“Don’t open a book. Open a window.”
Set Fire to the Stars, directed by Andy Goddard, is among the crop of biopics which are serviceable, practical and thoroughly predictable. Dylan Thomas (Celyn Jones), the fiery Welsh poet, toured America in 1950 accompanied by poet and teacher John Brinnin (Elijah Wood), who served as his ambassador. The film is blandly nice with solid acting from the ensemble, an atonal, jazzy score, exacting period details and costumes, as well as black and white being utilized for maximum shadow and smoke effect. With all of these components, the film should have been spirited, as Thomas’ work was, yet could not reach that peak.
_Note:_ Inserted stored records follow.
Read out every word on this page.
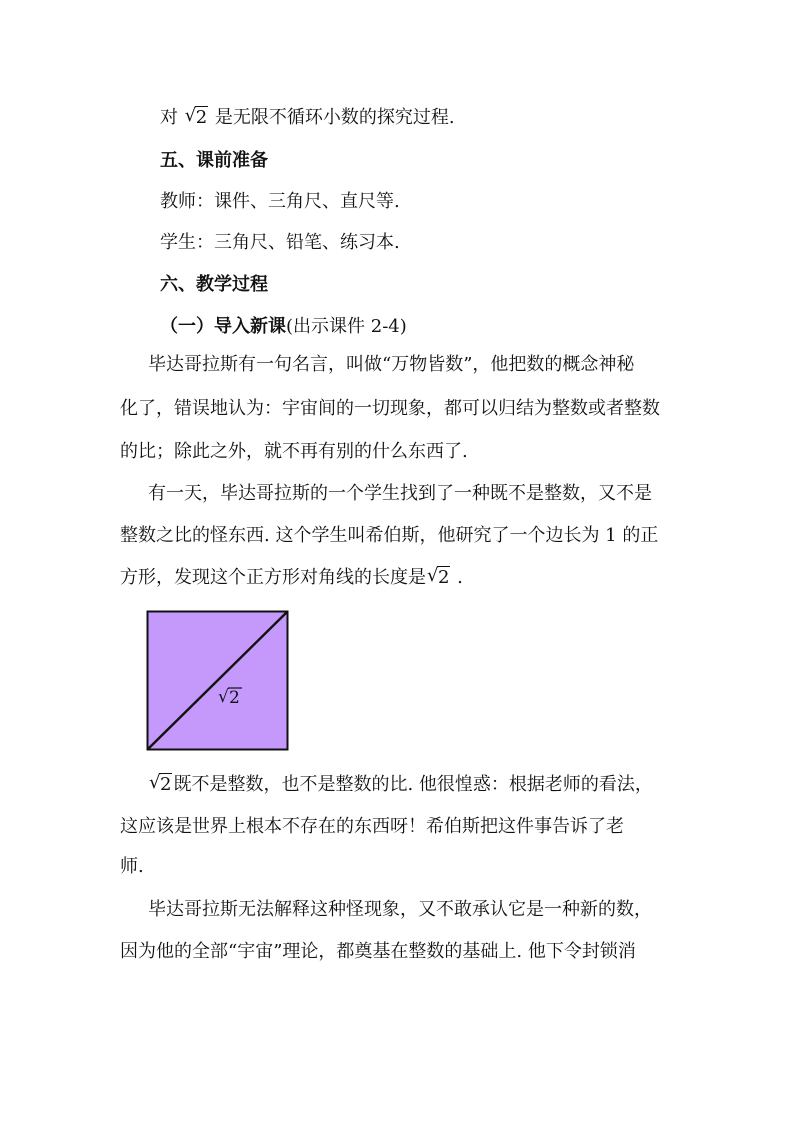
对 √ 2 是无限不循环小数的探究过程.
五、课前准备
教师：课件、三角尺、直尺等.
学生：三角尺、铅笔、练习本.
六、教学过程
（一）导入新课(出示课件 2-4)
毕达哥拉斯有一句名言，叫做“万物皆数”，他把数的概念神秘
化了，错误地认为：宇宙间的一切现象，都可以归结为整数或者整数
的比；除此之外，就不再有别的什么东西了.
有一天，毕达哥拉斯的一个学生找到了一种既不是整数，又不是
整数之比的怪东西. 这个学生叫希伯斯，他研究了一个边长为 1 的正
方形，发现这个正方形对角线的长度是 √ 2 .
√ 2
√ 2 既不是整数，也不是整数的比. 他很惶惑：根据老师的看法，
这应该是世界上根本不存在的东西呀！希伯斯把这件事告诉了老
师.
毕达哥拉斯无法解释这种怪现象，又不敢承认它是一种新的数，
因为他的全部“宇宙”理论，都奠基在整数的基础上. 他下令封锁消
To say I knew each beat which was going to occur in this film previous to viewing it is not incorrect, despite the fact that I am not a Thomas devotee. Akin to a biopic like My Week with Marilyn, this film positions Wood’s character as the outsider spending a condensed period of time with a famous, misunderstood person and learning life-changing lessons from their short companionship. Employing this cinematic trope in a mundane fashion does not inspire wistfulness in the viewer. The few times in which Jones is allowed to burst forth his fervent oratory skills in recitation of Thomas’ poems are gripping and enthralling; more’s the pity that the film relies on a tired narrative crutch to display this sentiment.
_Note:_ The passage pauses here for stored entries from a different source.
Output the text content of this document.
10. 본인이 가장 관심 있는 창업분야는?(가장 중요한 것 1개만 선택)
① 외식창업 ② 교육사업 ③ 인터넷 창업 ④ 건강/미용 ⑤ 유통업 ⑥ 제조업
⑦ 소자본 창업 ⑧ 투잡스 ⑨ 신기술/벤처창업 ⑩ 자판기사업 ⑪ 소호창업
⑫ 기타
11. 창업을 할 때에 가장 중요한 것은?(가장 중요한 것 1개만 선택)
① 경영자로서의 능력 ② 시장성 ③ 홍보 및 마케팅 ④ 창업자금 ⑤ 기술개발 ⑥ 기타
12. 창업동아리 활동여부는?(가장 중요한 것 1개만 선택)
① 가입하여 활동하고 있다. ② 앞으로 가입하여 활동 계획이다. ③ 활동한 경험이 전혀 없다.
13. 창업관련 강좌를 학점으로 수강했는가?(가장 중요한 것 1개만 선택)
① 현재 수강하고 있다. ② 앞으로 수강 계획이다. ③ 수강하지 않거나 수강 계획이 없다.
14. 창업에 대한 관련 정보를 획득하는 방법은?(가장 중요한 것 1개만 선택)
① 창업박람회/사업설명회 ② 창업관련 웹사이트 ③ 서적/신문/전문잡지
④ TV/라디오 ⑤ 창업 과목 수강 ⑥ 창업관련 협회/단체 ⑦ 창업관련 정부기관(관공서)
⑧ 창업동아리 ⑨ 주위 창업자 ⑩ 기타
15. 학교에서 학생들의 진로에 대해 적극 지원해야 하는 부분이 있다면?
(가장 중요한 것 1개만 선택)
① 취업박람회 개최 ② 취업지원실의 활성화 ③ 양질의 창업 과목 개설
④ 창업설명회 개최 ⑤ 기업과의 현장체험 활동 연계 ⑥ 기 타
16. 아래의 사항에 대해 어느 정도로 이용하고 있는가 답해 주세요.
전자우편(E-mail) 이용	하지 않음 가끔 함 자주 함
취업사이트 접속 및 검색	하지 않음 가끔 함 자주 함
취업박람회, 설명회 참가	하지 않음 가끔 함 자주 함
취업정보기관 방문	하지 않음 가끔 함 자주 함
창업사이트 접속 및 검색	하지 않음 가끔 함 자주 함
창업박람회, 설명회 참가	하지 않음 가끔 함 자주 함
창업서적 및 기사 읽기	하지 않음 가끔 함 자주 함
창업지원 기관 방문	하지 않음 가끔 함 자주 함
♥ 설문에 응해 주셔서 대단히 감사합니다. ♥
The beginning of the film sets up the arrival of Thomas as a most precarious operation. John is repeatedly cautioned by colleagues that being his handler during the tour will be very difficult, as Thomas apparently had a notorious reputation as a belligerent alcoholic. When John first encounters Thomas, he is running through a party with a screaming woman gripped in his arms, wild and drunk. John feels like the ominous predictions could be true, yet plays it cool and extracts Thomas from the party, with few negative consequences other than fresh gossip being generated about the already talked-about foreign poet. And so the film progresses, with John playing “nursemaid” to Thomas as they travel and prepare for the poetry tour. Though Thomas is shown to be an unmanageable and embarrassing presence, due to his alcoholism, the dire warnings John is given at the beginning seem unduly inflated. Copious vomiting and blackouts are common among alcoholics; Dylan Thomas was not a Raoul Duke-type, as promised.
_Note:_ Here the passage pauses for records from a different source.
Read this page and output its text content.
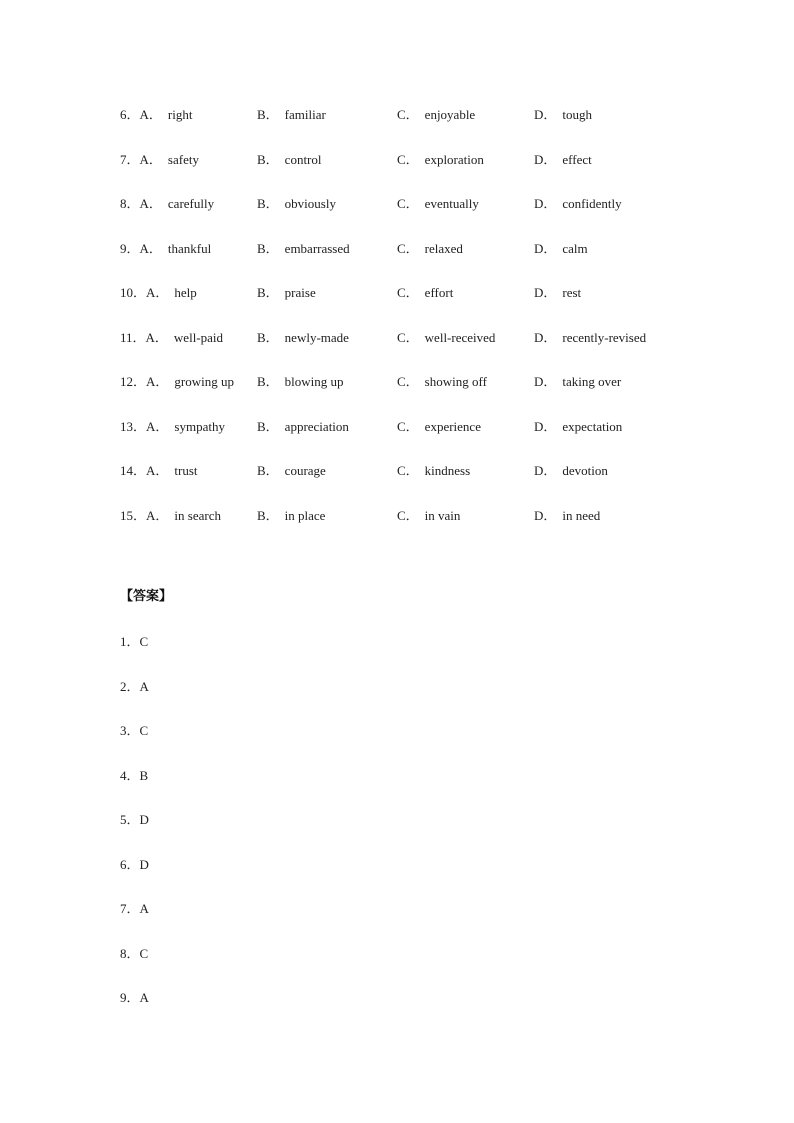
6．A． right	B． familiar	C． enjoyable	D． tough
7．A． safety	B． control	C． exploration	D． effect
8．A． carefully	B． obviously	C． eventually	D． confidently
9．A． thankful	B． embarrassed	C． relaxed	D． calm
10．A． help	B． praise	C． effort	D． rest
11．A． well-paid	B． newly-made	C． well-received	D． recently-revised
12．A． growing up B． blowing up	C． showing off	D． taking over
13．A． sympathy B． appreciation	C． experience	D． expectation
14．A． trust	B． courage	C． kindness	D． devotion
15．A． in search	B． in place	C． in vain	D． in need
【答案】
1．C
2．A
3．C
4．B
5．D
6．D
7．A
8．C
9．A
Celyn Jones’ channeling of Dylan Thomas is most nuanced and authentic when he is in a depressed temperament. Jones perfectly embodies the dejected look of a mid-thirties alcoholic who acknowledges their accelerated decline. A scene in which Thomas glumly sits in a Connecticut tavern holding court with a handful of curious bystanders exemplifies this feeling. Holding an old photo, in which the poet is slim with an unlined face, Thomas and his new chums remark sadly on his present bloated, slovenly incarnation. He knows that though he is a genius, famous and sought-after, he cannot handle the pressure or the culture in which his poetry exists. Thomas knows he has willfully drank himself into becoming a “horrible little imp” to deal with the pressures of a poet’s life and is unrepentant to this fact. Spitting up blood daily and being the unwilling object of admiration for untold amounts of people had drawn Thomas to this painted-in corner of alcoholic pathos.
The poetry of Dylan Thomas is not so much analyzed in this film, rather his actions in relation to John stand-in to illustrate the turbulent beauty of his work. The pair share an evening of drunken revelry, as well as intense collaboration to ensure a successful tour. John is equally in admiration of Thomas’ genius and repulsed by his disregard for his own health or the criticisms of academics. Elijah Wood has the knack of exuding a naive quality, which is useful to keep this character from devolving into a jealous sycophant. In all, John becomes more free by observing the raucous actions of Thomas, which predictively lead him to a life outside the confines of strict academia. The closing of the film shows Thomas on stage reciting the poem Fern Hill in full masterful voice, as the scene cuts to John grading papers with a slight longing smile resting on his face. The poem with such stirring words as:
“Oh as I was young and easy in the mercy of his means,
Time held me green and dying
Though I sang in my chains like the sea.”
could have better closed out the film, instead of the stale image of John who is inspired by his memories of Thomas.